Rick Santorum cannot take the oath of office as President of the United States, even if he managed a modest majority as Republican Party candidate for the office. He has stated, openly and honestly, that he has no intention of preserving, protecting, and defending the Constitution of the United States of America.
Santorum has said in public that John F. Kennedy's speech in Houston, Texas in 1960, makes him want to throw up. That was the speech when Kennedy, a Roman Catholic, promised an audience of Protestant clergy "I believe in an America that is officially neither Catholic, Protestant, nor Jewish; where no public official either requests or accepts instructions on public policy from the pope, the National Council of Churches or any other ecclesiastical source; where no religious body seeks to impose its will directly or indirectly upon the general poulace or the public acts of its officials."
So, that makes Santorum want to throw up. It would therefore be more than fair to infer that Santorum believed in an America has an official religion, which he would undoubtedly prefer to be his own, Catholic, faith.
Santorum believes in an America where public officials routinely request and accept instructions on public policy from ecclesiastical sources. In Santorum's case, once again, that would be the Pope, and the subordinate Princes of the Roman Catholic Church.
Santorum believes in an America where religious bodies, as a matter of course, seek to impose their will directly or indirectly upon the general populace and the public acts of officials.
Of course Santorum, being a wily politician, does not put it in quite those words. Santorum said that Kennedy had said "only people of non-faith can come into the public square and make their case." That is the way Santorum characterizes what John F. Kennedy says in Houston. But it was Kennedy's speech that Santorum said makes him want to throw up.

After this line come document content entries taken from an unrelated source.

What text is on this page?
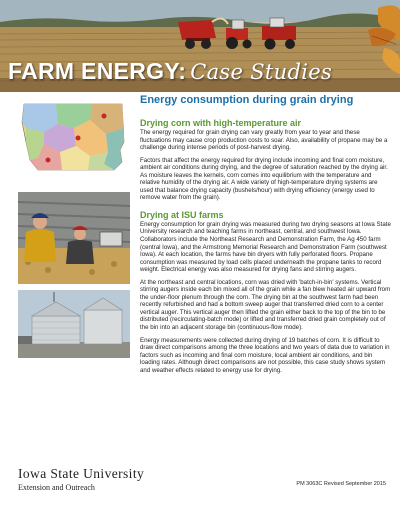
FARM ENERGY: Case Studies
Energy consumption during grain drying
Drying corn with high-temperature air

The energy required for grain drying can vary greatly from year to year and these fluctuations may cause crop production costs to soar. Also, availability of propane may be a challenge during intense periods of post-harvest drying.

Factors that affect the energy required for drying include incoming and final corn moisture, ambient air conditions during drying, and the degree of saturation reached by the drying air. As moisture leaves the kernels, corn comes into equilibrium with the temperature and relative humidity of the drying air. A wide variety of high-temperature drying systems are used that balance drying capacity (bushels/hour) with drying efficiency (energy used to remove water from the grain).

Drying at ISU farms

Energy consumption for grain drying was measured during two drying seasons at Iowa State University research and teaching farms in northeast, central, and southwest Iowa. Collaborators include the Northeast Research and Demonstration Farm, the Ag 450 farm (central Iowa), and the Armstrong Memorial Research and Demonstration Farm (southwest Iowa). At each location, the farms have bin dryers with fully perforated floors. Propane consumption was measured by load cells placed underneath the propane tanks to record weight. Electrical energy was also measured for drying fans and stirring augers.

At the northeast and central locations, corn was dried with 'batch-in-bin' systems. Vertical stirring augers inside each bin mixed all of the grain while a fan blew heated air upward from the under-floor plenum through the corn. The drying bin at the southwest farm had been recently refurbished and had a bottom sweep auger that transferred dried corn to a center vertical auger. This vertical auger then lifted the grain either back to the top of the bin to be distributed (recirculating-batch mode) or lifted and transferred dried grain completely out of the bin into an adjacent storage bin (continuous-flow mode).

Energy measurements were collected during drying of 19 batches of corn. It is difficult to draw direct comparisons among the three locations and two years of data due to variation in factors such as incoming and final corn moisture, local ambient air conditions, and bin loading rates. Although direct comparisons are not possible, this case study shows system and weather effects related to energy use for drying.

Iowa State University
Extension and Outreach	PM 3063C Revised September 2015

Kennedy, of course, said nothing of the kind. Kennedy did not say that the National Council of Churches, or the Roman Catholic Church, should shut up on questions of public policy. He said that no public official should seek or accept INSTRUCTIONS from ecclesiastical bodies.
In the long history of Roman Catholic presence in our constitutional republic, there have always been those adherents of that church who considered it an infringement upon their "freedom of religion" that the various levels of government DO NOT seek or accept instruction from ecclesiastical authorities. After all, the bishops of Rome have always claimed such authority. To deny their claim has even been framed as the essence of "anti-Catholic bigotry."
Santorum is apparently one of those who cannot accept that the Roman Catholic Church and its adherents have EQUAL rights in the public square to voice their opinions. It makes him want to throw up that his church should not have a dominant place at the head of the table. He has a First Amendment right to believe and to say that. He can say that our constitutional system of government is morally flawed and should be replaced. But he can't take the oath of office if he believes what he says he believes.
If Rick Santorum should ever (may God forbid) have the opportunity to take the oath of office as President of the United States, if he should place his hand on a Bible and raise his right hand, promising to "preserve, protect and defend the Constitution of the United States of America," he will be lying.
As John F. Kennedy said, on his own behalf, that day in Houston, to place his hand on the Bible, and take that oath, then break his promise, would be a sin against God.